Su narrativa suele admitir también, como ya ocurría en los pasajes bíblicos, interpretaciones en dos vertientes: el sentido literal, con sus aguas estancadas, y el caudal del sentido interpretativo que lo dilata, ese fluir ramificado en casi irrefrenables posibilidades alegóricas, simbólicas, ideológicas, políticas, de carácter didácticamente moral, social, crítico, partidista… Esteban, «El ahogado más hermoso del mundo», por ejemplo, puede encarnar literariamente, verbalmente —como propuso el profesor Hans Felten, de la Universidad de Aquisgrán— exégesis de la conquista y la colonización americana, pero también de la liberación o incluso la imagen mesiánica más revolucionariamente abierta y dulce.

En el otro extremo de la hermenéutica se hallan escaramuzas como las que sostuvo la hispanista sueca Inger Enkvist, quien tras analizar la disertación holmiense de Márquez se atrevió a apuntar con el dedo la inanidad del escritor: «El discurso del Nobel nos [sic] transmite la idea de que la magia de García Márquez es verbal y no de contenido ni de pensamiento», sentenció. El atrabiliario Anthony Burgess, lector de Márquez traducido pusilánimemente, también emite juicios destemplados sobre nuestro colosal narrador. Quizá se haya levantado la veda.

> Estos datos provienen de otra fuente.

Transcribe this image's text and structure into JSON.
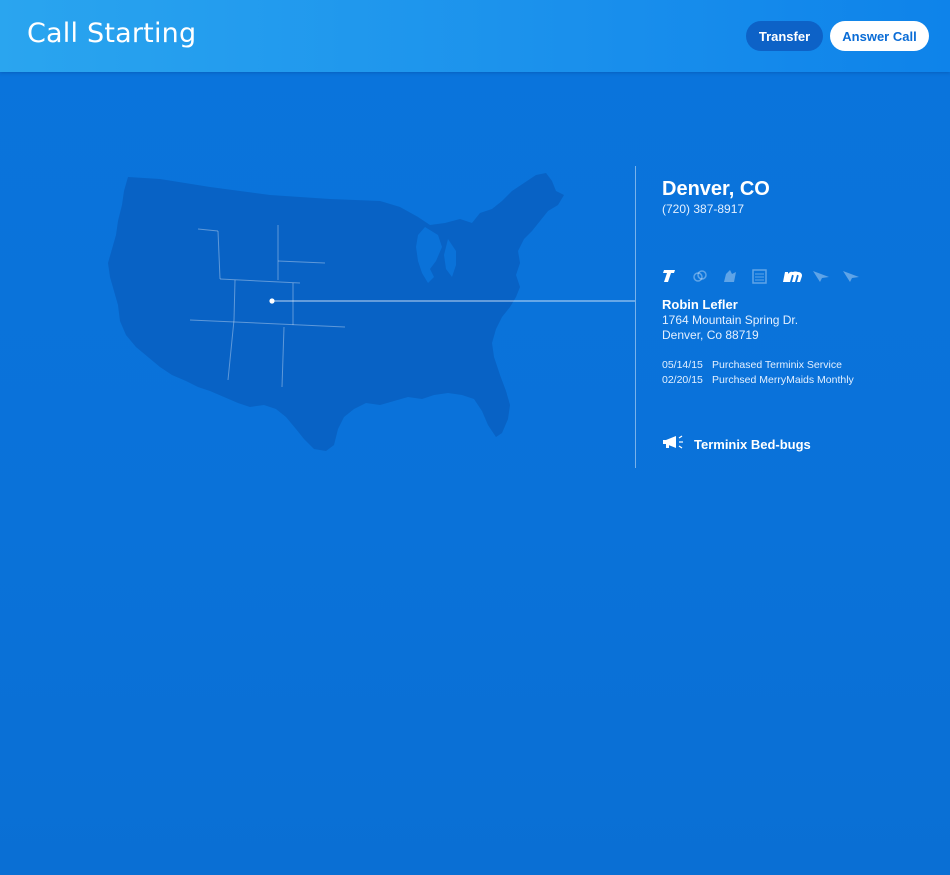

ESTOS CUENTOS ENTEROS Y (A VECES) VERDADEROS

Sin ni siquiera prólogo o una presentación, con las escuetas palabras del editor apretadas en la contracubierta de este medio millar de páginas, se reúnen los cuentos completos cuarenta más una nouvelle—, publicados antes en libro por García Márquez. Todos los cuentos recopila sus cuatro volúmenes canónicos de narrativa breve, aparecidos desde el lejano 1974 hasta 1992, aunque publicó su primer relato en el temprano 1947 y el último hace nada menos que treinta años. Pero tal vez no sea enteramente exacto el título Todos los cuentos: si alguien se pone en plan erudito a la violeta puede advertir que falten algunos, por ejemplo los que se ensartan en el libro en construcción En agosto nos vemos, como «La noche del eclipse» (2003), que protagoniza Ana Magdalena Bach, mujer de no muchas palabras que ha sobrepasado la cincuentena. Además, en 1997 apareció en Bogotá Cuentos: 1947-1992: el mismo asunto…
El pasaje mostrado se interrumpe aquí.